As the notion of “generations” is being broadly reevaluated, this belief, though popular, is misguided and wrong. Pew recently commented on this approach to generational research calling it “content that’s often sold as research but is more like clickbait or marketing mythology.” It’s also a bit lazy. Particularly as this understanding of generations entirely overlooks fundamental aspects of individual identities - race, ethnicity, gender, sexuality, socioeconomic status - and collapses them into a monolith that erases key distinctions.

The concept of a generation is useful when it centers on the shared experiences of people, particularly those events or changes of outsized significance: home internet, 9/11, the ubiquity of cell phones, the advent of social media, the Great Recession, a global pandemic. But culture isn't so neatly contained and those experiences aren't isolated to singular groups. Rather culture shapes and reshapes people's lives in a dynamic fashion.

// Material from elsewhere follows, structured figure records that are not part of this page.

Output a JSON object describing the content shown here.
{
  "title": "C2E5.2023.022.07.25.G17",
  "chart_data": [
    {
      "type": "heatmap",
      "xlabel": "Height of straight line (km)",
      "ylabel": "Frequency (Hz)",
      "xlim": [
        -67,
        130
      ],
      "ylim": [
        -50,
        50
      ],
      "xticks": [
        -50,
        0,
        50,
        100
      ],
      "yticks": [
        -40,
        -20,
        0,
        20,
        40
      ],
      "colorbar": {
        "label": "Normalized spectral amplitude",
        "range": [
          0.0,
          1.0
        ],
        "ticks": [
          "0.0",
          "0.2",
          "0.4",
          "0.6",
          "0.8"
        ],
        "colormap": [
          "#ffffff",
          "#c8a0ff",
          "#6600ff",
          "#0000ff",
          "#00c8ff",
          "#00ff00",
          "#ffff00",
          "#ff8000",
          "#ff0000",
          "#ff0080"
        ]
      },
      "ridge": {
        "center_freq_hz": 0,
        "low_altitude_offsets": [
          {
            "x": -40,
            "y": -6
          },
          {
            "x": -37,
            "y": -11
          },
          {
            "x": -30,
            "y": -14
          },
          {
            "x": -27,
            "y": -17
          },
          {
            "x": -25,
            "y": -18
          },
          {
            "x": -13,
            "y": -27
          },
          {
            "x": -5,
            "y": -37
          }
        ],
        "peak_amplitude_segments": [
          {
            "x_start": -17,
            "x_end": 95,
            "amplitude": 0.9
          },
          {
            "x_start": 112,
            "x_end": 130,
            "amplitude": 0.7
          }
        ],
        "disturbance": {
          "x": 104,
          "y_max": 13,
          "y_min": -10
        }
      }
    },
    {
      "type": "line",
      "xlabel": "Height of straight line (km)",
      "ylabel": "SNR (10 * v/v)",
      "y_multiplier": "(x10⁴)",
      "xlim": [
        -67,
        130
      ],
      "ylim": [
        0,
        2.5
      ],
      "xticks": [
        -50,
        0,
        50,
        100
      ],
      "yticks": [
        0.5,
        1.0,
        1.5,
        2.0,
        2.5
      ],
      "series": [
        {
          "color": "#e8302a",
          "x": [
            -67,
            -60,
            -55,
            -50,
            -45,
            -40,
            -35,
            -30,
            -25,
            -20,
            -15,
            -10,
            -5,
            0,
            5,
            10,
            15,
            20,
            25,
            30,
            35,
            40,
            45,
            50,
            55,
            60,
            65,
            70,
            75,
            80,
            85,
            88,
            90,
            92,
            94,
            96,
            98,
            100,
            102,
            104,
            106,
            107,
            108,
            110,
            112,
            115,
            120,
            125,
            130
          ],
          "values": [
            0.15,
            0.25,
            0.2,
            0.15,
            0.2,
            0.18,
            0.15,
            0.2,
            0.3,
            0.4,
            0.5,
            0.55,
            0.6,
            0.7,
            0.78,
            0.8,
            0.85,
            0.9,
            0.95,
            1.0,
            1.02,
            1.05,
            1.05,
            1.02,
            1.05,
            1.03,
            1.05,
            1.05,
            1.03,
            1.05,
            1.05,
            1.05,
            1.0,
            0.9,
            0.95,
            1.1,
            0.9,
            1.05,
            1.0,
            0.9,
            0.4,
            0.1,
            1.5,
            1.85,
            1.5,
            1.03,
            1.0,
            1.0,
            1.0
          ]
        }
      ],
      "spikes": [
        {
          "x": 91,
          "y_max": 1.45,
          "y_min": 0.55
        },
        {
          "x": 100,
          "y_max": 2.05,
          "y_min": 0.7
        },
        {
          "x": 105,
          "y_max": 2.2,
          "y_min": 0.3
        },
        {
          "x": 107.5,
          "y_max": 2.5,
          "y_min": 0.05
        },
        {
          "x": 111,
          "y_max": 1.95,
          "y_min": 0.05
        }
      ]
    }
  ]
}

And it doesn’t stop – there are plenty of millennials entering their 40’s whose attitudes and actions toward home ownership are still informed by the 2008 housing crisis. The cumulative effects of the Covid-19 pandemic are unknown, with some research suggesting that the impact of lock downs on education could be a drag on the global economy for the next 40 years.

Nevertheless, a generation isn’t a predictive tool, it isn’t all-encompassing, and probably shouldn’t be used as the sole signifier of how a person, or group of people, relates to the world. Instead, there needs to be a far greater emphasis on understanding the cultural and social context in which people live – that is the key to gaining valuable insights, but it isn’t as easy as sticking on a label.